А Рокко — что Рокко? Пасьянс не выходит, он рассеянно тасует карты, кличет слугу — проснется эта бестолочь, жди, — сам себе наливает вишневки, да не идет вишневка. Лестница знакомо скрипит, провожая его к сыну. В бывшей детской по-прежнему три кровати, но занята лишь одна. Зикко спит тяжелым, жадным сном, как умеют только дети, вцепившись в подушку, сбив одеяло вниз, так что оно едва накрывает пятки. Рокко стоит у двери, сглатывая подступившую к горлу нежность. Приближается, поправляет одеяло. Тихонько подбирает с пола брошенную одежду — отдать слугам, постирают. Выходит на цыпочках.
Дочери — те пусть достаются матерям, а сыновья — совсем другое, их будто сам под сердцем носишь. Он плевал на дорогу вслед Дженко и Ческо, а сам предвкушал втайне, как примет их обратно, в кровь избитых жизнью и разочарованных.
Сыновья не боялись потерь. Они совсем недавно сбросили кожу, превратившись из детей во взрослых, и им казалось, что и остальное можно так же легко скинуть с плеч. Сколько нужно было собирать его отцам и дедам — песчинка к песчинке — чтобы дом Черроне выстоял, чтобы до него не дотянулись волны вечно плещущегося над душой моря. А сыновья его — точно сорванцы на пляже. Мимоходом, не глядя, разворотили замок, несколько ударов — и стены разбиты, превратились в желтое марево. Все, что творил и берег Рокко, у этих проскользнуло сквозь пальцы. Разве это не предательство?
Но он готов был простить старших сыновей — ради младшего. Потому что Зикко не побрезгует измазать руки в песке. Он отстроит замок, огородит рвом, будет следить.
Но мальчики не вернулись. Не мальчики — теперь уж.
За завтраком Рокко спрашивает у сына:
— Сделал?
— Ага, — отвечает Зикко.
Черроне не нарушают онесту. А если нарушают, то так, чтоб не придрались. Но по онесте — женщин не убивают, и что делать Зикко, если Король назвал ему фамилию Бастарагации?
Не иначе — солнце нагрело богам головы, иначе они не сделали бы Синьору женщиной. Синьора ездит по городу одна и без вуали, заходит в игорный дом, обыгрывает мужчин в карты и во все, во что им придет в голову сыграть. Сама правит лошадью, правит семьей. Будь жив ее муж, старый Бастарагацци — не допустил бы такого. Но где он — можно бы спросить у рыб, а толку? Рыбы давно уж объели его плоть, море подлизало, что осталось, но с тех пор было столько обедов, разве им упомнить? И вспомнят — не скажут…

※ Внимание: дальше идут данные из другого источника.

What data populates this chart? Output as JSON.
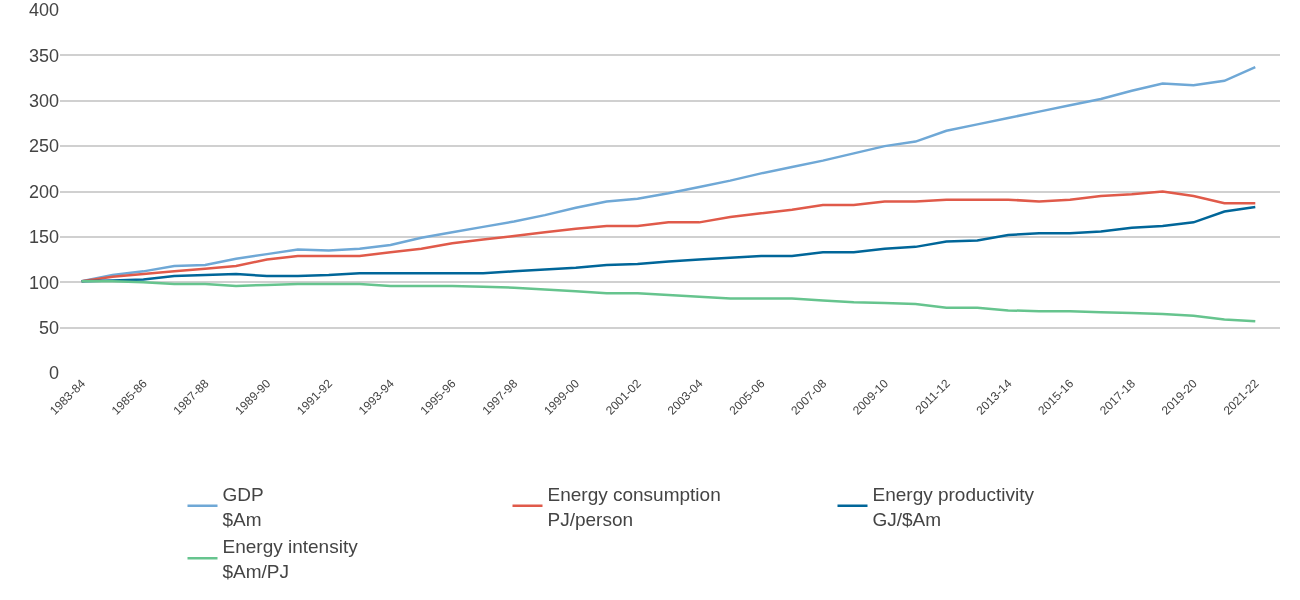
{
  "chart_data": {
    "type": "line",
    "categories": [
      "1983-84",
      null,
      "1985-86",
      null,
      "1987-88",
      null,
      "1989-90",
      null,
      "1991-92",
      null,
      "1993-94",
      null,
      "1995-96",
      null,
      "1997-98",
      null,
      "1999-00",
      null,
      "2001-02",
      null,
      "2003-04",
      null,
      "2005-06",
      null,
      "2007-08",
      null,
      "2009-10",
      null,
      "2011-12",
      null,
      "2013-14",
      null,
      "2015-16",
      null,
      "2017-18",
      null,
      "2019-20",
      null,
      "2021-22"
    ],
    "series": [
      {
        "name": "GDP\n$Am",
        "color": "#6fa8d6",
        "values": [
          101,
          108,
          112,
          118,
          119,
          126,
          131,
          136,
          135,
          137,
          141,
          149,
          155,
          161,
          167,
          174,
          182,
          189,
          192,
          198,
          205,
          212,
          220,
          227,
          234,
          242,
          250,
          255,
          267,
          274,
          281,
          288,
          295,
          302,
          311,
          319,
          317,
          322,
          337
        ]
      },
      {
        "name": "Energy consumption\nPJ/person",
        "color": "#e05a4a",
        "values": [
          101,
          106,
          109,
          112,
          115,
          118,
          125,
          129,
          129,
          129,
          133,
          137,
          143,
          147,
          151,
          155,
          159,
          162,
          162,
          166,
          166,
          172,
          176,
          180,
          185,
          185,
          189,
          189,
          191,
          191,
          191,
          189,
          191,
          195,
          197,
          200,
          195,
          187,
          187
        ]
      },
      {
        "name": "Energy productivity\nGJ/$Am",
        "color": "#006699",
        "values": [
          101,
          102,
          103,
          107,
          108,
          109,
          107,
          107,
          108,
          110,
          110,
          110,
          110,
          110,
          112,
          114,
          116,
          119,
          120,
          123,
          125,
          127,
          129,
          129,
          133,
          133,
          137,
          139,
          145,
          146,
          152,
          154,
          154,
          156,
          160,
          162,
          166,
          178,
          183
        ]
      },
      {
        "name": "Energy intensity\n$Am/PJ",
        "color": "#66c48e",
        "values": [
          101,
          101,
          100,
          98,
          98,
          96,
          97,
          98,
          98,
          98,
          96,
          96,
          96,
          95,
          94,
          92,
          90,
          88,
          88,
          86,
          84,
          82,
          82,
          82,
          80,
          78,
          77,
          76,
          72,
          72,
          69,
          68,
          68,
          67,
          66,
          65,
          63,
          59,
          57
        ]
      }
    ],
    "ylim": [
      0,
      400
    ],
    "yticks": [
      0,
      50,
      100,
      150,
      200,
      250,
      300,
      350,
      400
    ],
    "grid": "y",
    "legend": "bottom",
    "marker": "none",
    "line_style": "solid"
  }
}
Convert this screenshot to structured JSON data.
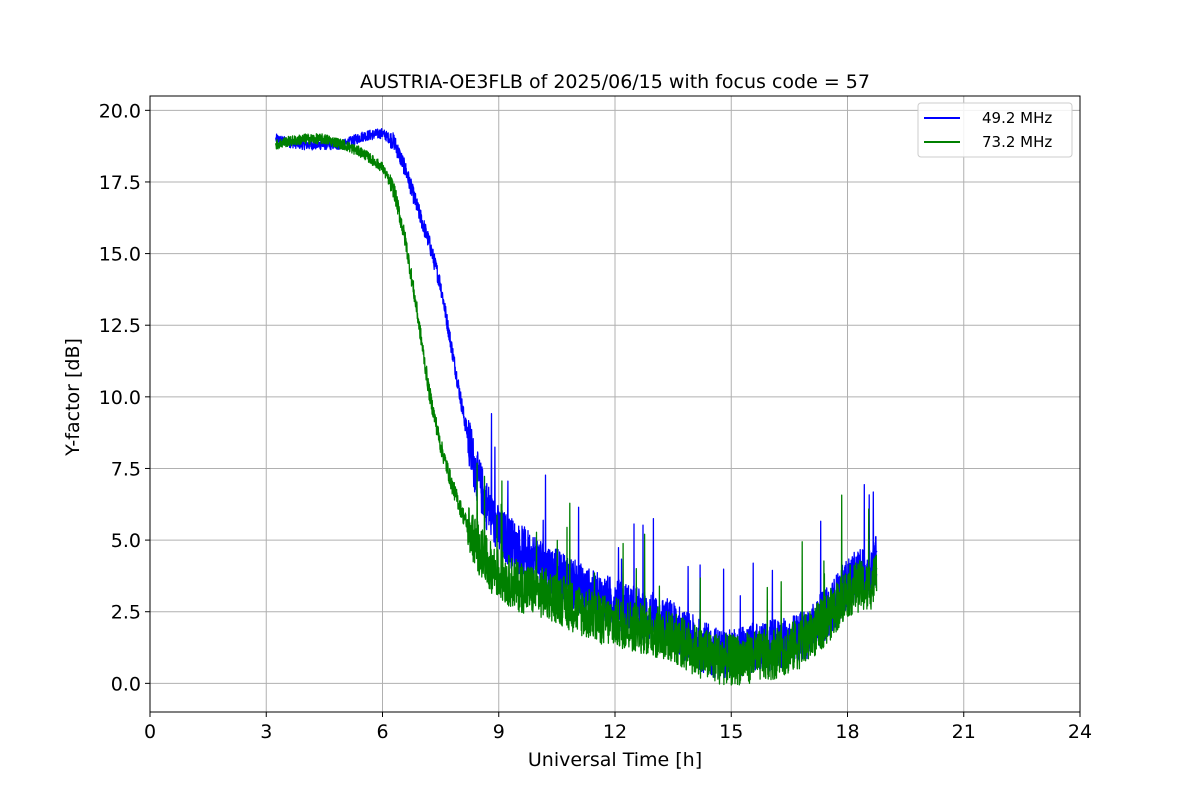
{
  "chart_data": {
    "type": "line",
    "title": "AUSTRIA-OE3FLB of 2025/06/15 with focus code = 57",
    "xlabel": "Universal Time [h]",
    "ylabel": "Y-factor [dB]",
    "xlim": [
      0,
      24
    ],
    "ylim": [
      -1.0,
      20.5
    ],
    "xticks": [
      0,
      3,
      6,
      9,
      12,
      15,
      18,
      21,
      24
    ],
    "yticks": [
      0.0,
      2.5,
      5.0,
      7.5,
      10.0,
      12.5,
      15.0,
      17.5,
      20.0
    ],
    "xtick_labels": [
      "0",
      "3",
      "6",
      "9",
      "12",
      "15",
      "18",
      "21",
      "24"
    ],
    "ytick_labels": [
      "0.0",
      "2.5",
      "5.0",
      "7.5",
      "10.0",
      "12.5",
      "15.0",
      "17.5",
      "20.0"
    ],
    "grid": true,
    "legend_position": "top-right",
    "series": [
      {
        "name": "49.2 MHz",
        "color": "#0000ff",
        "x": [
          3.25,
          3.5,
          4.0,
          4.5,
          5.0,
          5.5,
          6.0,
          6.3,
          6.6,
          6.9,
          7.2,
          7.5,
          7.8,
          8.1,
          8.4,
          8.7,
          9.0,
          9.5,
          10.0,
          10.5,
          11.0,
          11.5,
          12.0,
          12.5,
          13.0,
          13.5,
          14.0,
          14.5,
          15.0,
          15.5,
          16.0,
          16.5,
          17.0,
          17.5,
          18.0,
          18.3,
          18.5,
          18.7,
          18.75
        ],
        "y": [
          19.0,
          18.9,
          18.8,
          18.8,
          18.8,
          19.1,
          19.2,
          18.9,
          17.9,
          16.6,
          15.4,
          13.9,
          11.6,
          9.3,
          7.4,
          6.2,
          5.3,
          4.7,
          4.3,
          3.8,
          3.4,
          3.0,
          2.8,
          2.5,
          2.3,
          2.0,
          1.5,
          1.1,
          1.0,
          1.2,
          1.3,
          1.4,
          1.8,
          2.5,
          3.5,
          3.8,
          3.9,
          4.2,
          4.6
        ]
      },
      {
        "name": "73.2 MHz",
        "color": "#008000",
        "x": [
          3.25,
          3.5,
          4.0,
          4.5,
          5.0,
          5.5,
          6.0,
          6.3,
          6.6,
          6.9,
          7.2,
          7.5,
          7.8,
          8.1,
          8.4,
          8.7,
          9.0,
          9.5,
          10.0,
          10.5,
          11.0,
          11.5,
          12.0,
          12.5,
          13.0,
          13.5,
          14.0,
          14.5,
          15.0,
          15.5,
          16.0,
          16.5,
          17.0,
          17.5,
          18.0,
          18.3,
          18.5,
          18.7,
          18.75
        ],
        "y": [
          18.8,
          18.9,
          19.0,
          19.0,
          18.8,
          18.5,
          18.0,
          17.2,
          15.4,
          12.9,
          10.2,
          8.3,
          6.9,
          5.8,
          4.9,
          4.2,
          3.8,
          3.4,
          3.2,
          3.0,
          2.6,
          2.3,
          2.1,
          2.0,
          1.8,
          1.6,
          1.2,
          0.9,
          0.8,
          0.9,
          1.0,
          1.2,
          1.6,
          2.3,
          3.2,
          3.4,
          3.3,
          3.6,
          4.0
        ]
      }
    ]
  }
}
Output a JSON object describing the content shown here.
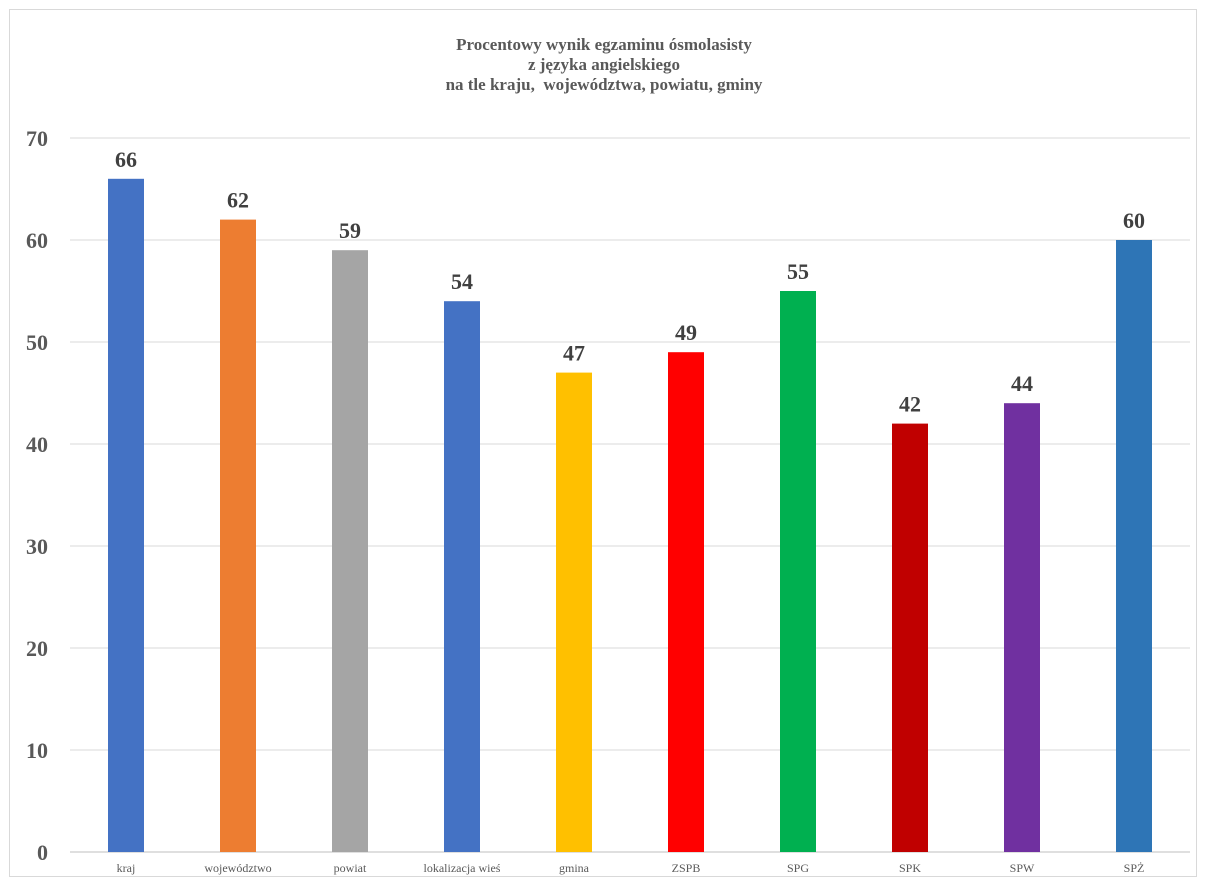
{
  "chart_data": {
    "type": "bar",
    "title_lines": [
      "Procentowy wynik egzaminu ósmolasisty",
      "z języka angielskiego",
      "na tle kraju,  województwa, powiatu, gminy"
    ],
    "categories": [
      "kraj",
      "województwo",
      "powiat",
      "lokalizacja wieś",
      "gmina",
      "ZSPB",
      "SPG",
      "SPK",
      "SPW",
      "SPŻ"
    ],
    "values": [
      66,
      62,
      59,
      54,
      47,
      49,
      55,
      42,
      44,
      60
    ],
    "colors": [
      "#4472C4",
      "#ED7D31",
      "#A5A5A5",
      "#4472C4",
      "#FFC000",
      "#FF0000",
      "#00B050",
      "#C00000",
      "#7030A0",
      "#2E75B6"
    ],
    "yticks": [
      0,
      10,
      20,
      30,
      40,
      50,
      60,
      70
    ],
    "ylim": [
      0,
      70
    ],
    "grid": true,
    "legend": "none",
    "data_labels": true,
    "xlabel": "",
    "ylabel": ""
  }
}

Вроде бы и знают в Читте, что не сам старик упал в море, а те, кто не знает, слышали, а тем, кто не слышал, это не мешает болтать.
О чем только не болтают в Читте.
У Черроне не принято развлекаться, пока работа не закончена, но Зикко идет в бордель. Идет и находит там одну — немолодую, в треснутой маске красавицы из балаганной пьесы, — единственную, кто знал мужа Синьоры лучше, чем сама она знала. Единственную, кто мог в ту ночь выбежать за ним на улицу — добежать до берега — увидеть.
— Знаешь? — спрашивает Зикко. Говорить ему трудно, и он помогает себе золотом.
— Знаю, — кивает девка.
— Никто его не толкал.
— Я-то видела, — качает головой девка. — Я видела. Не слепая, поди уж. И не дура.
Синьора хмурится:
— И чего ты от меня хочешь?
— Могу продать вам имя, — говорит девка, непристойно перекатывая в губах сигару. — А могу — дальней семье вашего муженька. Вот уж кому будет интересно.
— Что ж ты раньше молчала?
— Раньше, — вздыхает красотка, — я могла заработать по-другому.
— Не здесь. Я найду деньги…
— А потом кто-нибудь найдет меня, — хрипло смеется девка. — Только я не одна знаю. Знают Черроне. Но они умеют молчать. И будут молчать, пока я жива.
— Я найду деньги, — повторяет Синьора.
Казалось бы. Пусть пролает еще одна собака — здешнему ветру не привыкать, унесет и это. Но Синьоре неуютно. Старый Энцо Бастарагацци снится ей до сих пор. Энцо, забравший ее из семьи, из которой никто другой не взял бы. Энцо, видевший все за свою долгую жизнь, и в их первую ночь смотревший на Синьору так, будто до нее ничего не видел. Энцо, который не знал, что ей хотелось большего. Бедный старик, как-то ночью поскользнувшийся неловко и упавший в море.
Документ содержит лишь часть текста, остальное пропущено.